The Bookworm Critique|
|"A MECHANIC'S TALE"
by Steve Matchett; Published by Weidenfeld & Nicolson.
|by Mark Glendenning,|
I would be amazed if those who have read this column more than a couple of times are not thoroughly sick of hearing me talk about my fascination with the less visible aspects of Formula One - things like design, construction, the various duties carried out by different team members, or the operation of a team factory. Stuff that is 'behind-the-scenes' in a literal sense (as opposed to 'what Damon did on his day off').
It is no great surprise, therefore, that I was really looking forward to reading 'A Mechanic's Tale'. I don't think that enough is written about those with the less 'glamourous' jobs in Formula One, so a book that contains an insider's account of life as a Formula One mechanic is naturally going the be the cause for a mild celebration (cue: Mark walks to the refrigerator and opens a beer).
In 'A Mechanic's Tale', Steve Matchett takes the reader through the ten years he spent working for Benetton, during which the team picked up the Drivers' Championship with Michael Schumacher in 1994, and swept the awards one year later when Schumacher repeated his feat, while the team won the Constructors' Championship. While their present form gives Benetton fans little to get excited about, this book gives the reader a chance to relive the most successful years of the team's history through the eyes of somebody who was helping to make it all happen.
Having enjoyed the articles that Matchett has had published in the Formula One press over the past couple of years, I went into this book with very high expectations. While 'A Mechanic's Tale' didn't quite manage to live up to them, it was certainly not a major disappointment. Matchett has an easy, highly narrative style of writing that makes it easy to imagine that you are standing next to him in a pub somewhere, leaning up against the bar and nursing a pint of Boddingtons.

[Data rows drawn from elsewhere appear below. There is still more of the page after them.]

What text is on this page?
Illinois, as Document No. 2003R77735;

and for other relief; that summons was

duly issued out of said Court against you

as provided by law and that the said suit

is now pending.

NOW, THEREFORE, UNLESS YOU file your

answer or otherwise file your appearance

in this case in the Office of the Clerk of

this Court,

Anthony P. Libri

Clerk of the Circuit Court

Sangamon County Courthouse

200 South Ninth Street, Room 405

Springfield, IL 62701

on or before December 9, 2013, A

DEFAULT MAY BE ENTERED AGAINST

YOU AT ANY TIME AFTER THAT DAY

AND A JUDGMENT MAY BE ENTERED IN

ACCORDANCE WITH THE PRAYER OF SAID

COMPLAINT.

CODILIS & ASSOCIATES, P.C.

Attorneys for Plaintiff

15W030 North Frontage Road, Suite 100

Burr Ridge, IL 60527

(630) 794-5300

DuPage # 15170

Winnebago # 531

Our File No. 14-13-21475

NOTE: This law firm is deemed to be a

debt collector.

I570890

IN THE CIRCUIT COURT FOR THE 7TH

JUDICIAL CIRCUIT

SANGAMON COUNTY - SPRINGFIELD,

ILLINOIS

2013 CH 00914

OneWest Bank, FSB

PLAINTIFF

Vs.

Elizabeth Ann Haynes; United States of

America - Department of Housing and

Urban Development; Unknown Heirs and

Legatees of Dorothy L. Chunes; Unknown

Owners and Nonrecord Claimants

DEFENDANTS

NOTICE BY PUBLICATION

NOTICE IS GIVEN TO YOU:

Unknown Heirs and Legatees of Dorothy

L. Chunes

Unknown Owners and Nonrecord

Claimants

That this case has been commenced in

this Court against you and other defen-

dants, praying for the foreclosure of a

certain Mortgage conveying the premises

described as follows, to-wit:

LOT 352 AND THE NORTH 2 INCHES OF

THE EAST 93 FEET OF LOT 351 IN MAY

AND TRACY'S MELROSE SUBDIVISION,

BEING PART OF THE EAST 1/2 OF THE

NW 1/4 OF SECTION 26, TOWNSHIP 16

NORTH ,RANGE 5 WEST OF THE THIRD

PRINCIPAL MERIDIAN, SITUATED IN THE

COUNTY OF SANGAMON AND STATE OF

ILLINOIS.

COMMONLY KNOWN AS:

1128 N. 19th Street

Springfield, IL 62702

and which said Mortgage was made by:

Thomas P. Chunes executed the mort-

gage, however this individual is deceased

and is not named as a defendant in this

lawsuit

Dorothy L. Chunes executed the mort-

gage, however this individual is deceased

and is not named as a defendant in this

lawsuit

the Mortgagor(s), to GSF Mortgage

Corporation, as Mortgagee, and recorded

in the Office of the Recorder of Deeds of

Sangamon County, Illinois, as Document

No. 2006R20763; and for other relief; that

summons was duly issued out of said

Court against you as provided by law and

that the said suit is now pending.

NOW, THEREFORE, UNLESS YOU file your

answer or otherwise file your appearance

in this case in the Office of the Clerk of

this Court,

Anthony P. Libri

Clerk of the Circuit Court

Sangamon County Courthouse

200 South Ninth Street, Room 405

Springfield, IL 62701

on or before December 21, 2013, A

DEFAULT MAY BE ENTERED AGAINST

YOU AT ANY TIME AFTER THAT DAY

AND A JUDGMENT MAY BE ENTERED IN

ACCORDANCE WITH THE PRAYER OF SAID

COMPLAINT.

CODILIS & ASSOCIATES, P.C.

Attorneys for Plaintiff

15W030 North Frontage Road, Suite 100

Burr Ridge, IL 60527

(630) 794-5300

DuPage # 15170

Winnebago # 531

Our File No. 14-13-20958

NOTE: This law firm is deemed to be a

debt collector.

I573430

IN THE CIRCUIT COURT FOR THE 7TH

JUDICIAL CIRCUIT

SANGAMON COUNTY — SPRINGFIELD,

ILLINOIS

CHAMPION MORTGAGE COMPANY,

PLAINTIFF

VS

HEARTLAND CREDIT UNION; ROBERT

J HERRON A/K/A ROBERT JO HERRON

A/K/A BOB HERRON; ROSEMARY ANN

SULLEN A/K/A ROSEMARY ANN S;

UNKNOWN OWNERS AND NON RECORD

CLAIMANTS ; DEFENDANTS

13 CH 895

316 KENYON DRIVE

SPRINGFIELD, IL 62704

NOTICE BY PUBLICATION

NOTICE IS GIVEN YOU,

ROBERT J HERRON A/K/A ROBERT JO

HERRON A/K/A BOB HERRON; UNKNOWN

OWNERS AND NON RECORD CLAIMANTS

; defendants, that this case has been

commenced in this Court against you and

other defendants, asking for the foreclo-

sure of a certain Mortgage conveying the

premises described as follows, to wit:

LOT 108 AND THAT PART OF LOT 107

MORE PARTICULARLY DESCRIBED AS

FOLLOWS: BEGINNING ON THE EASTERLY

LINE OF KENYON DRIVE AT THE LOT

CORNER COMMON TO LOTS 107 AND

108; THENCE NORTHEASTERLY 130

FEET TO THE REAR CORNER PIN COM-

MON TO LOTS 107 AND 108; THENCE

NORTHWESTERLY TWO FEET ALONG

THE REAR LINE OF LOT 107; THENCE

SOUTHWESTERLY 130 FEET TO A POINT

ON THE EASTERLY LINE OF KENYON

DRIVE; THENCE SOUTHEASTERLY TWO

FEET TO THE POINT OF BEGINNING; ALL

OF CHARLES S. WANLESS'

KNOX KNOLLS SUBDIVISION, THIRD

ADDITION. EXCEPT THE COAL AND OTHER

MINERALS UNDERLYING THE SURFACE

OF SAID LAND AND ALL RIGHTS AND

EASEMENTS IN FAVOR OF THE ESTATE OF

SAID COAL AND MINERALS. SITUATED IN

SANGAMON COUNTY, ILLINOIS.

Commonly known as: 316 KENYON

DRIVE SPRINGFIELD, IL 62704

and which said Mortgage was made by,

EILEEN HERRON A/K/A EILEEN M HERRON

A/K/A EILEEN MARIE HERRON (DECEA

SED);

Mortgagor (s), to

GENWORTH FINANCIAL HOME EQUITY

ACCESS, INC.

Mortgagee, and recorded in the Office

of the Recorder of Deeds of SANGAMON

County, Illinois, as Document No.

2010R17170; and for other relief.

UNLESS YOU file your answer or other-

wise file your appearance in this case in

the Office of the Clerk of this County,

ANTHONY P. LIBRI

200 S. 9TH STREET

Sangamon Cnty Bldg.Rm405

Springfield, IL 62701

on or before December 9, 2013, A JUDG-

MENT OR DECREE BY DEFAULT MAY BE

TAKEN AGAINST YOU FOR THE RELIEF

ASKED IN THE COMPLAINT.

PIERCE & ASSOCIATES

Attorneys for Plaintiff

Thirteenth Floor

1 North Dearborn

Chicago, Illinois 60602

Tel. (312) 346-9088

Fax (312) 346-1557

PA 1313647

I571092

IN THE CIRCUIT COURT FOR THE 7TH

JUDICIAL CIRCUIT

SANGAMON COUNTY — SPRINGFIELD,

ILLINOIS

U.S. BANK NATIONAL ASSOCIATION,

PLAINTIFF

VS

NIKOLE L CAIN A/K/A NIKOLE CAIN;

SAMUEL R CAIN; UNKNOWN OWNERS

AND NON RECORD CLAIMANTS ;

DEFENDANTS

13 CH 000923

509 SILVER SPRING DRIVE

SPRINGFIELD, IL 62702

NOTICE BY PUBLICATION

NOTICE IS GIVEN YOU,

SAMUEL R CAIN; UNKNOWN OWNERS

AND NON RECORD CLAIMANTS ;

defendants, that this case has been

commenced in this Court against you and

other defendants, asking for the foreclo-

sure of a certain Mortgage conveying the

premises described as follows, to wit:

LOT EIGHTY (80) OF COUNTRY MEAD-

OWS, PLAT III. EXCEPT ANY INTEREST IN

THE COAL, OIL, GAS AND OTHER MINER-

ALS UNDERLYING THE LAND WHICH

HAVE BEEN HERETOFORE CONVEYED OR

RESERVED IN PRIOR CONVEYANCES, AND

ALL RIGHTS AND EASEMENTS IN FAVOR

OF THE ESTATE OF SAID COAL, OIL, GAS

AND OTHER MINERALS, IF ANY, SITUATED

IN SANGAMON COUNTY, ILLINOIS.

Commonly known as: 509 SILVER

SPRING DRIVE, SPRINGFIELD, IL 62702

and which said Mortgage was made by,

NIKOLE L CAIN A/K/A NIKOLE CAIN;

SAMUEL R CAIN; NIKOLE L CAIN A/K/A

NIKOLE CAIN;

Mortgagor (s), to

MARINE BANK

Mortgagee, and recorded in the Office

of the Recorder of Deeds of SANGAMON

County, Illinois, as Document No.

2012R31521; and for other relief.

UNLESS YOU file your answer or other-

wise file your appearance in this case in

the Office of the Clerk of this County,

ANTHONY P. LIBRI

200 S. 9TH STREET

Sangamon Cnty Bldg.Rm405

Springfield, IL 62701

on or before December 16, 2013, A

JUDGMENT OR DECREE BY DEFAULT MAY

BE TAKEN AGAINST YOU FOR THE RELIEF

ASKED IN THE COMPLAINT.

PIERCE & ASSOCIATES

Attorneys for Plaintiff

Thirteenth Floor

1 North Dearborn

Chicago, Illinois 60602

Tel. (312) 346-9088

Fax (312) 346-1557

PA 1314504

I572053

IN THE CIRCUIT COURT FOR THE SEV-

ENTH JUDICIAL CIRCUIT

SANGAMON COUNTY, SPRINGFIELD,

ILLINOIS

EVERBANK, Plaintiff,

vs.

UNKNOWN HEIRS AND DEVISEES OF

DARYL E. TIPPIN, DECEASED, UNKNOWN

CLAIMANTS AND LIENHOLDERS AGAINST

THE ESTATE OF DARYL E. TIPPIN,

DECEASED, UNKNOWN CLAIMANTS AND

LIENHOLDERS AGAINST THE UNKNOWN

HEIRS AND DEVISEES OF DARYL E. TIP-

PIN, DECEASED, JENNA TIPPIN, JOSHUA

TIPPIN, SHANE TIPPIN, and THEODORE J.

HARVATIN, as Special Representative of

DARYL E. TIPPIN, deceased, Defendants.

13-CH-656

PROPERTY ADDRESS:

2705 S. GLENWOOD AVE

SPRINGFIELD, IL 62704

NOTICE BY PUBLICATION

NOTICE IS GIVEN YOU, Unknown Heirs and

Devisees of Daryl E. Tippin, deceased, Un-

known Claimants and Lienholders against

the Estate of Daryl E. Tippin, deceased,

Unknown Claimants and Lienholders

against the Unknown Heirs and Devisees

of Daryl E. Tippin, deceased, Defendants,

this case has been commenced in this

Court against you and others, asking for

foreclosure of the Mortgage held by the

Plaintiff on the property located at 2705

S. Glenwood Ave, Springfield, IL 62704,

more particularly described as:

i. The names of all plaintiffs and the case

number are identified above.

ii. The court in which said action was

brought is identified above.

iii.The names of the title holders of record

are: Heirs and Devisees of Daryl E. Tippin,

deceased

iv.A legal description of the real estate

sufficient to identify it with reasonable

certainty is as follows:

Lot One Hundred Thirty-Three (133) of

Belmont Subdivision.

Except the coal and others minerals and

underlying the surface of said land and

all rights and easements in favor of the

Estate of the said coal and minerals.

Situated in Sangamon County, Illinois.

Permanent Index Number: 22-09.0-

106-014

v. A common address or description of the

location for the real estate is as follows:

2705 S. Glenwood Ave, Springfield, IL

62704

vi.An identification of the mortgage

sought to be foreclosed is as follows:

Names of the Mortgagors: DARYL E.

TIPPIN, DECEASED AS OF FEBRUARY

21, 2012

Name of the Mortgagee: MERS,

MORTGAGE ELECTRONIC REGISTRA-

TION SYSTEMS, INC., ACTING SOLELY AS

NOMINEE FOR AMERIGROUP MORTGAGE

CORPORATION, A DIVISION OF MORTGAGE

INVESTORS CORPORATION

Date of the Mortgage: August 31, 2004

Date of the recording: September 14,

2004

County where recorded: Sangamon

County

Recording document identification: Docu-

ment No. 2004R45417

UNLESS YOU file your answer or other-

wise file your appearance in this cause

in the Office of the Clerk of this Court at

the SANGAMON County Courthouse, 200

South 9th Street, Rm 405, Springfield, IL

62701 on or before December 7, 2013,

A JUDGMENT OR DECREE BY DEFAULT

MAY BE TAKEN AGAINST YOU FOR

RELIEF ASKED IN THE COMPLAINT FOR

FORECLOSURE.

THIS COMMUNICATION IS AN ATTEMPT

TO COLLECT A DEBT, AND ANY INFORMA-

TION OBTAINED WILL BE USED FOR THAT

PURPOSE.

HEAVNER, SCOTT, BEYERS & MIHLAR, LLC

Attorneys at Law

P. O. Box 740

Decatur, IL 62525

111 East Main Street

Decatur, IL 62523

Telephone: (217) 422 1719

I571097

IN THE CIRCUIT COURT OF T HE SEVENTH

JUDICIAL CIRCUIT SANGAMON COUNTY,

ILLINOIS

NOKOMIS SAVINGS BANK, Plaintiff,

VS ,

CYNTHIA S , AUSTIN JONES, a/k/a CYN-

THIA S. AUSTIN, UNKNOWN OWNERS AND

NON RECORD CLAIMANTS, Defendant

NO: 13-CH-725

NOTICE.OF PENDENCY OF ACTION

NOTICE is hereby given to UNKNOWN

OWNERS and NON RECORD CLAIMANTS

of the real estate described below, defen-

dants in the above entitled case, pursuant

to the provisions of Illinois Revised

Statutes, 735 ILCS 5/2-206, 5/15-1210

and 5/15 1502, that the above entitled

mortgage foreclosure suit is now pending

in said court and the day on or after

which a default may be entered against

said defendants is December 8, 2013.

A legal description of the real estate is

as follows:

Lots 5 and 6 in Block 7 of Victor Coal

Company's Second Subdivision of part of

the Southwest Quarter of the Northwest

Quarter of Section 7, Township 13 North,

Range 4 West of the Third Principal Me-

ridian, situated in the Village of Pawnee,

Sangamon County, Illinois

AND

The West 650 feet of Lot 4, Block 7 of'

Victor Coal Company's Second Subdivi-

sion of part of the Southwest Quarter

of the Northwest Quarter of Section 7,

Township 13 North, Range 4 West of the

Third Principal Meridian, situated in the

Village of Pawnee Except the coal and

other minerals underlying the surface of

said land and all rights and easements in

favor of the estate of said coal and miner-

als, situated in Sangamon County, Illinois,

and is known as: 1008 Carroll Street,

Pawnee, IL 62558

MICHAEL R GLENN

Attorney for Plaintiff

This makes for a very reader-friendly book, however the writing seems to get almost a little too loose on occasions. There are definitely a few passages where a little more attention from the editor would not have been a bad thing. The same is also true of the grammar and punctuation, which gets a little rough on one or two occasions. This is not a major problem though, and unless you are really looking for the errors they would probably slip by you unnoticed.
There were also a few spots where Matchett reminded me of someone who has just got a new Swiss Army Knife, and they are determined to use every single tool it contains for every job possible, even if it may not be the most practical method available. Matchett writes with obvious enthusiasm, however he seems to utilize every writing trick he knows, irrespective of how well it fits in with the general feel of the book.
An example of this is the little sequence of phrases which introduce each chapter. This was quite popular years ago, but seems rather odd in a book about something as modern and high-tech as Formula One. There is nothing actually wrong with using them, but to me they just didn't seem to fit the rest of the book. This is also true of the quotes from Lewis Carroll's 'Through the Looking Glass' which are sprinkled throughout - after a while I was half expecting to turn the page and encounter a hobbit strolling down the pitlane.
Matchett's eye for detail is nothing short of amazing. His habit of keeping track of things like his different wages at his various jobs, and the responses that he received from Formula One teams when he was trying to break into the sport makes for really interesting reading. I particularly enjoyed following his progress (and occasional lack of it) as he tried to get a foot in the Formula One door. Anybody with aspirations to join the circus themselves would do well to have a look at 'A Mechanic's Tale', if only to get some idea of the kind of persistence which is required. It also might serve as a bit of an inspiration - I imagine that many of us would find it easy to identify with Matchett as just a 'regular person', so this book could stand as proof that you can get what you want if you are prepared to work for it.
The highlights for me were the descriptions of day-to-day life as a mechanic in Formula One. Life both in the factory and on the road with the race team is described in a way that gives the reader a good sense of what working in Formula One is really about (apparently, sleep deprivation plays a great part in it). Personally, I was happy to hear that taking part in a pitstop really is as terrifying as it looks. I'd hate to think that those guys can stare down a rapidly approaching Formula One car without their hearts being in their throats. I'd be cowering somewhere.
The fact that you do not have to be a devoted Benetton or Schumacher fan to really enjoy this book says a lot about Matchett's efforts. 'A Mechanic's Tale' would make an excellent companion for those early morning train trips to work, irrespective of whether you are a seasoned Formula One observer or a recent convert. Matchett has a couple of odd ideas - the suggestion that Formula One should do away with drivers and be completely about technology is one, although I think - hope - that the author has his tongue planted firmly in his cheek. Can you imagine a more effective way to convert the millions of Formula One fans worldwide to ChampCars overnight?
Nonetheless, this is an enjoyable, easy read that I'd imagine would leave the vast majority of Formula One fans happy. If you want to know what it's really like to work with Michael Schumacher, or to win a World Championship, or even how it feels to be the proud owner of the world's most expensive drawer dividers, then this is a book you should read.